The point of a database transaction is so you can be sure that several facts within the database are true simultaneously, despite there being other users writing to the same database concurrently.
Take the cannonical example of transferring money between bank accounts. The system must ensure that the source account exists, has sufficient funds, the destination account exists, and that both debit and credit happen or neither happens. It must guarantee this while other transactions happen, perhaps even between these two accounts. The system ensures this by taking locks on the tables concerned.

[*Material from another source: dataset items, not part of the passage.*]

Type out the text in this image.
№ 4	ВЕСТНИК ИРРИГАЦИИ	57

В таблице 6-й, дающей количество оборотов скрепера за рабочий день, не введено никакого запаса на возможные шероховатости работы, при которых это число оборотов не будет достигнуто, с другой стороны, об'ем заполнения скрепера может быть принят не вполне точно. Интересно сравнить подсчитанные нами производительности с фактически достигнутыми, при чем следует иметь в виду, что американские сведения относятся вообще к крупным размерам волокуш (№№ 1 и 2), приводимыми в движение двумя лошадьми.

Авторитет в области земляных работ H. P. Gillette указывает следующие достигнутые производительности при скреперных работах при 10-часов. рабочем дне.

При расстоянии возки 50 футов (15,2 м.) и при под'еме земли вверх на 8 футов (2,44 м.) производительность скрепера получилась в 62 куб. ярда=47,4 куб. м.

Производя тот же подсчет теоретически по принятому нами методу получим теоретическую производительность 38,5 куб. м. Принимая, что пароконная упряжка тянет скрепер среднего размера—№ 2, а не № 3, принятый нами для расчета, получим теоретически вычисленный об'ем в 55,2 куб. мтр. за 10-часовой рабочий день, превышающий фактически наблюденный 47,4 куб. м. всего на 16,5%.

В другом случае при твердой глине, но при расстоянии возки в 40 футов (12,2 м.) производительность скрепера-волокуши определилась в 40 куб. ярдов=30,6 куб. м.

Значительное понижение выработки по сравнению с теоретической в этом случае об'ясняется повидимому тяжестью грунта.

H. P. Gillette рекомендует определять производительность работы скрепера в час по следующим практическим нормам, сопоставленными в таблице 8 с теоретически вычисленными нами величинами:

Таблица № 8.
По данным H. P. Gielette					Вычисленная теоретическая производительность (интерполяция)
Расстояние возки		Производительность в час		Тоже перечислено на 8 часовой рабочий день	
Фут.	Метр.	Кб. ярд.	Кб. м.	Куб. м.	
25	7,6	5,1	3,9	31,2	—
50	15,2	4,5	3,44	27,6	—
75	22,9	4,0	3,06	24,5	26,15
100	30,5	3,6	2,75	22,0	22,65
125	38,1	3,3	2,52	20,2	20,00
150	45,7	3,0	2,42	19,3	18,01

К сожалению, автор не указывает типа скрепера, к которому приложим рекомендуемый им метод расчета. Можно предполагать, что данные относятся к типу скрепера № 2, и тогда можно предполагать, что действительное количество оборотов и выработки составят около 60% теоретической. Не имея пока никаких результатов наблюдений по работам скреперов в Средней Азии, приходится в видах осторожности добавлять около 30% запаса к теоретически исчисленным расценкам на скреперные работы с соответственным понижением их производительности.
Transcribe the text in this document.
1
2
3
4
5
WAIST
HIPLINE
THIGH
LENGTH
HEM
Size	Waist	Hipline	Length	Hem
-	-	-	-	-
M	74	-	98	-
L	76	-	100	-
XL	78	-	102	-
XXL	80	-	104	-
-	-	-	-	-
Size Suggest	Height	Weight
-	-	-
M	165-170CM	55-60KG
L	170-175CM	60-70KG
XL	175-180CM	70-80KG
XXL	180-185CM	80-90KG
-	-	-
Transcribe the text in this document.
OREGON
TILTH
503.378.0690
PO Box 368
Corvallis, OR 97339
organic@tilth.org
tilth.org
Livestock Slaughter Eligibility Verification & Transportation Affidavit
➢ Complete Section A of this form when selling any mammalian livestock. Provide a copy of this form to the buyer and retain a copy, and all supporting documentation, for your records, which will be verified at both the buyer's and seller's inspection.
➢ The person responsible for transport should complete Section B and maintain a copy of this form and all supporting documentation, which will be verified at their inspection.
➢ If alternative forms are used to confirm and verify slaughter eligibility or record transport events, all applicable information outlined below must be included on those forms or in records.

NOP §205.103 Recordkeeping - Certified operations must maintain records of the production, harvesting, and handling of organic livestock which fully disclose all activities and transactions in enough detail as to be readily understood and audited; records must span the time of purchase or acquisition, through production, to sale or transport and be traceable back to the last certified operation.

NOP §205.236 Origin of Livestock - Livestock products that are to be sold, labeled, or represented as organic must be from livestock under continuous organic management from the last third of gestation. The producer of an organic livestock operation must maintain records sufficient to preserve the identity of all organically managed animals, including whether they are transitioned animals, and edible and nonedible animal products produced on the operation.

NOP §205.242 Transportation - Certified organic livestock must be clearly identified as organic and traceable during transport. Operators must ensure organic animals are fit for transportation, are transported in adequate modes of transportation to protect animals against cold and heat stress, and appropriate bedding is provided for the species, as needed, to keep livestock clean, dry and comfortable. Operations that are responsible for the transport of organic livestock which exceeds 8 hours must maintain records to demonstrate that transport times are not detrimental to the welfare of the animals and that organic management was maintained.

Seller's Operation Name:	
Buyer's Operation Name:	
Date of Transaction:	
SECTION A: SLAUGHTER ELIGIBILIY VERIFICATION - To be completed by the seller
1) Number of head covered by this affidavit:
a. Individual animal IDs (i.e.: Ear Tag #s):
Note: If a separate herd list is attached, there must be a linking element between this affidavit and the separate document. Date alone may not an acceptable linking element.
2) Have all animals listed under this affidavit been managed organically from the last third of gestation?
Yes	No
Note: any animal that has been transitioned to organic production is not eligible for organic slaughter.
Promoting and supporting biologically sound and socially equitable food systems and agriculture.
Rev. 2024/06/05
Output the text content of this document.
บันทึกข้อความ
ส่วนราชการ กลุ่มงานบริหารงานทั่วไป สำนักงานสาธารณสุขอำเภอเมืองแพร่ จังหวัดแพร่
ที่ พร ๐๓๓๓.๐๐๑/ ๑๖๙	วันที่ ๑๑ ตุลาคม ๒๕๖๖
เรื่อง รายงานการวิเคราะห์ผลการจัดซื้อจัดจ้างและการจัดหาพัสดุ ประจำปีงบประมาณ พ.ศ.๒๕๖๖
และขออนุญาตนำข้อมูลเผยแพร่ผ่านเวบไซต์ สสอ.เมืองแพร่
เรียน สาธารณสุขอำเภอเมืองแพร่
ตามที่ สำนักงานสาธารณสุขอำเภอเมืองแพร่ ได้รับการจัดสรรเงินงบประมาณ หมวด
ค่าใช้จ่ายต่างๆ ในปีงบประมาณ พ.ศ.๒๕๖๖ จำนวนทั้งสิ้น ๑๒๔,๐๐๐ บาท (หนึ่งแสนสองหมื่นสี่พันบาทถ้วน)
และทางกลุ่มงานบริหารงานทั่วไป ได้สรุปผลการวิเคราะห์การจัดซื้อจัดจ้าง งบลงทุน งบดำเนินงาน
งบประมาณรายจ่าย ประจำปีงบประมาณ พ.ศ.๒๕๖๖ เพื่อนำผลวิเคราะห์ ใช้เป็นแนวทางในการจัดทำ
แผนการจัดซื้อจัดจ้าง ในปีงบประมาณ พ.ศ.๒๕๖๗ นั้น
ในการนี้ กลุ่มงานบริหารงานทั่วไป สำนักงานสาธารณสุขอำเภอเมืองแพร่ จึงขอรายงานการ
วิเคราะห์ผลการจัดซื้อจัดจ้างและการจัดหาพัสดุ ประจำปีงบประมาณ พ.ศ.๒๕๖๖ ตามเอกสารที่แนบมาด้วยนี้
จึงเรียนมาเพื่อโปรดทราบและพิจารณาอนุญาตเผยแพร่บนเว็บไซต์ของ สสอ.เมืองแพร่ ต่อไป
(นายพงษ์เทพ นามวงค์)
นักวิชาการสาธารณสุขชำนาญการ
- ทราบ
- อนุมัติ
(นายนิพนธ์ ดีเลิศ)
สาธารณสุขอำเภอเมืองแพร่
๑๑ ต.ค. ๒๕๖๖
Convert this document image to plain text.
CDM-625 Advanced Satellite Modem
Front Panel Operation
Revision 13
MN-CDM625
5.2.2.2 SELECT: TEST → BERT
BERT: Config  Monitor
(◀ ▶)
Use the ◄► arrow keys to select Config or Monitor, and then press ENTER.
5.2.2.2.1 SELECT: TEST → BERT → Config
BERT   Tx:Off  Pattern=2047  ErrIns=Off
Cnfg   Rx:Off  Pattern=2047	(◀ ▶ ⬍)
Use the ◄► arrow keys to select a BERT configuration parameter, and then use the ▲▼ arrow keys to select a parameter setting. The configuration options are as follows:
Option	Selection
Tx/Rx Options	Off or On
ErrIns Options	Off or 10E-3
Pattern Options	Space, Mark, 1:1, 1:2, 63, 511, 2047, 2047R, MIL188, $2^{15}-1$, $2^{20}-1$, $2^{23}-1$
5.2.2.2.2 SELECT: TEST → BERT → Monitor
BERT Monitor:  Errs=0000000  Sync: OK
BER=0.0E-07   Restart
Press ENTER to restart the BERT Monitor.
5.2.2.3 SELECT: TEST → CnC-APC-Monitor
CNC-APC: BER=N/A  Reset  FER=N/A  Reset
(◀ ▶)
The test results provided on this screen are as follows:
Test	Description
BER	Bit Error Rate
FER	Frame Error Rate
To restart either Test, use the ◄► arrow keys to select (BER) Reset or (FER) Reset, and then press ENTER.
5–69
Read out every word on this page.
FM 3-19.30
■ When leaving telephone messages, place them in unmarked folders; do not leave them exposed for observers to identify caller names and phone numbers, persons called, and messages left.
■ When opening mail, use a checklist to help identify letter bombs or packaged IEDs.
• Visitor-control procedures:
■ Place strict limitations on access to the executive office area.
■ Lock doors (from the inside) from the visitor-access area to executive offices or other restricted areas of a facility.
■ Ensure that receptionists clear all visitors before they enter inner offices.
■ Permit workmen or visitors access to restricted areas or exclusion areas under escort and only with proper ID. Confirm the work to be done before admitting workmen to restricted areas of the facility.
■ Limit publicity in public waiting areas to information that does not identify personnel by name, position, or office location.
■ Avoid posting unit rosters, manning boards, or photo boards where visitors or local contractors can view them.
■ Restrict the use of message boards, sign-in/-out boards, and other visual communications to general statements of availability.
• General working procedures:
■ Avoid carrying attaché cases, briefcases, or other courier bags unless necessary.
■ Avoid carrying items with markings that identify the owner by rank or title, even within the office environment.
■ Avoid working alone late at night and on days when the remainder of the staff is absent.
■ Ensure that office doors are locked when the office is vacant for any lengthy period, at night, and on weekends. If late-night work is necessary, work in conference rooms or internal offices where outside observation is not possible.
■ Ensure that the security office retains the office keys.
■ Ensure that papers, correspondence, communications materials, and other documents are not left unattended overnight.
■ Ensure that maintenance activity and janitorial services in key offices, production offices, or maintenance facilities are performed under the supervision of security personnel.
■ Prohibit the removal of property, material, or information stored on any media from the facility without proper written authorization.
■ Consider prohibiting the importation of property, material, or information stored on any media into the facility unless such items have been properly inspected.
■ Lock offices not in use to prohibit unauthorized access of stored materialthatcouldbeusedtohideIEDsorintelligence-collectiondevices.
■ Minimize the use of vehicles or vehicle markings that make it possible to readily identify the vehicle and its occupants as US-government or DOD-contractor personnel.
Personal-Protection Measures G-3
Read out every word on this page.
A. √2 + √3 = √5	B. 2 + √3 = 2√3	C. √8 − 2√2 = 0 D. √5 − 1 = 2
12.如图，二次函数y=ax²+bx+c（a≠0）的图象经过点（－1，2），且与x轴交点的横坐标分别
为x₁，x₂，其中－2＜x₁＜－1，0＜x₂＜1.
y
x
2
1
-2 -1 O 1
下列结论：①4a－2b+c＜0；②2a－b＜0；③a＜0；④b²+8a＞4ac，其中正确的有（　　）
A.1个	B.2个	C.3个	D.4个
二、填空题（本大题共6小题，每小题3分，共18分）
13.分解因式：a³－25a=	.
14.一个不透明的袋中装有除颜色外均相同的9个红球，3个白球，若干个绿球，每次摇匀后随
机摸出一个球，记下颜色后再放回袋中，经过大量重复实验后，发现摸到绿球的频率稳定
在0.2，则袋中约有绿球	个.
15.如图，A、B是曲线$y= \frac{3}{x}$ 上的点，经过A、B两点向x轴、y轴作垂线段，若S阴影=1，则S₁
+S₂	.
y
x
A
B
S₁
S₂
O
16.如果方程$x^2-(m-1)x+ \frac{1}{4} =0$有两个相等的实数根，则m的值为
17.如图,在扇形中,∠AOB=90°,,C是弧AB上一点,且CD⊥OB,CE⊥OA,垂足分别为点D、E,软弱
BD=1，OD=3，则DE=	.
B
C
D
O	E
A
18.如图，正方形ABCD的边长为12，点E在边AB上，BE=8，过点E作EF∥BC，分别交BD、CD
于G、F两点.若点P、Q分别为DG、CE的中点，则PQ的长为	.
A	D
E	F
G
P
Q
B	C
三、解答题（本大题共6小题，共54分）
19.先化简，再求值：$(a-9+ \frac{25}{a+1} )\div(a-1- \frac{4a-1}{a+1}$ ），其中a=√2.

What locks are taken, and how much of other peoples' work you see, is controlled by the transaction isolation level. There are a couple of recognised isolation levels and each DBMS has implementation-specific variations. Locks should not be feared. They exist to protect data and ensure consistency in the event of a rollback or system crash.
The flipside of locks is concurrency. This is how many different tasks can happen against a single database simultaneously. Obviously the more locks one user has taken, the more another user is likely to be blocked. Ultimately deadlocks may occur, as you've seen.
To avoid deadlocks, keep transactions short (but no shorter than necessary to ensure consistency) by performing the SQL statements as close together as possible. Commit the transactions as soon as the work is done. Read the tables in a specific sequence when possible. This promotes queuing behaviour and reduces deadlocks. Ensure you have well-tuned queries and good indexes. Increase server RAM so the working set is in memory and queries complete faster. Process small amounts of data in a DB transaction; ideally one business transaction per DB transaction. Code the application to catch deadlock error codes and re-submit the work.
In any reasonably complex application deadlocks are inevitable, eventually, but they need not be catastrophic.